Proefschrift
Extremely shy and genetically close
Investigating neurobiological endophenotypes of Social Anxiety Disorder
- Auteur
- Janna Marie Bas-Hoogendam
- Datum
- 14 januari 2020
Samenvatting
Patiënten met een sociale angststoornis (SAS) zijn zo bang voor een negatieve beoordeling door anderen dat ze sociale situaties het liefst vermijden. Sociale angst ontstaat in de puberteit, duurt meestal levenslang en komt vaak in families voor. Ongeveer één op de tien Nederlanders heeft in de loop van zijn of haar leven met deze ‘extreme verlegenheid’ te maken, en omdat SAS grote gevolgen heeft is het belangrijk om meer inzicht te verwerven in de kwetsbaarheid voor het ontwikkelen van sociale angst.
In de unieke Leidse familiestudie naar sociale angst (Leiden Family Lab study on Social Anxiety Disorder, LFLSAD) hebben we de genetische kwetsbaarheid voor het ontwikkelen van SAS onder de loep genomen. We onderzochten meer dan 100 familieleden, verdeeld over twee generaties, uit families waarin sociale angst vaak voorkomt.
Met behulp van MRI scans nam promovenda Janna Marie Bas-Hoogendam een kijkje in het brein van deze familieleden, en bracht in kaart welke hersenveranderingen gerelateerd zijn aan sociale angst, en een genetische achtergrond hebben.
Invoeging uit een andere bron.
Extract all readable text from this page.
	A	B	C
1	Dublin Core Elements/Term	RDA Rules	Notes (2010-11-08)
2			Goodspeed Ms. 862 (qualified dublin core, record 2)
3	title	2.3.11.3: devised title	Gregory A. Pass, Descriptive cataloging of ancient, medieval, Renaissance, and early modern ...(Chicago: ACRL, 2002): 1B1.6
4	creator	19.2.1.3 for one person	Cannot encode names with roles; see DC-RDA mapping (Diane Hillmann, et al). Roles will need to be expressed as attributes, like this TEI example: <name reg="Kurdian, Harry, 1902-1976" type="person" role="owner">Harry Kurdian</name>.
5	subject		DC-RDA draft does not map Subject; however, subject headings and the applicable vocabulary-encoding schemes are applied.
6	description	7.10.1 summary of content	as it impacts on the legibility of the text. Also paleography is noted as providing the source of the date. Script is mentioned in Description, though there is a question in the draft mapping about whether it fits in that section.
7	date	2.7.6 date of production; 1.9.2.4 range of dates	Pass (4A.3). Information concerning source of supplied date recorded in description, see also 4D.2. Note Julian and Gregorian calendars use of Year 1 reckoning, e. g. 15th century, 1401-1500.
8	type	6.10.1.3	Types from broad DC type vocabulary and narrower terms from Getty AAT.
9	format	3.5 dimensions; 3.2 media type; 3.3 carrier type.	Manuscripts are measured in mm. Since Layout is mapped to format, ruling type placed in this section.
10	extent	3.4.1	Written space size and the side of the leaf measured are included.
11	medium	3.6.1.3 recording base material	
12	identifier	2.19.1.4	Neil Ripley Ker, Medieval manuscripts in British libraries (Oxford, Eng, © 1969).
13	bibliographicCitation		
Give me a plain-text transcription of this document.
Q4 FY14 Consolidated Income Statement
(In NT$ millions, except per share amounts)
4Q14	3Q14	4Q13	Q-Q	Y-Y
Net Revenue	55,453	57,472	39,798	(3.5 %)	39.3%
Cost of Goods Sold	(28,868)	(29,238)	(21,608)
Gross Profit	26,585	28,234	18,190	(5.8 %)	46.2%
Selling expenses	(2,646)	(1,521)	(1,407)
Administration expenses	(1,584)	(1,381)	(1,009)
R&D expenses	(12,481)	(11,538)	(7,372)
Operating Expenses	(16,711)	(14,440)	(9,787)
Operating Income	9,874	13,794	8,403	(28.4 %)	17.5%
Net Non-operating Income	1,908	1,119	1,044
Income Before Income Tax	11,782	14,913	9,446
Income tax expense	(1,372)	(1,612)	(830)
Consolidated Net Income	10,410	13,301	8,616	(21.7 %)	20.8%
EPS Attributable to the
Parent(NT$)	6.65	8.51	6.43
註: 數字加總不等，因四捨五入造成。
In haar proefschrift ‘Extremely Shy & Genetically Close’ zijn de resultaten van het MRI-onderzoek binnen de LFLSAD samengevat (9 publicaties, 8 reeds gepubliceerd), en beschrijft Janna Marie verschillende veelbelovende ‘endofenotypes’: meetbare karakteristieken van het brein die genetisch samenhangen met sociale angst. Deze endofenotypes betreffen veranderingen in de structuur (anatomie) en functie van het brein, bijvoorbeeld de reactie van de hersenen op neutrale gezichten en op onbedoelde overschrijdingen van sociale normen. Deze endofenotypes bieden nieuwe inzichten in de neurobiologische kwetsbaarheid voor het ontwikkelen van SAS.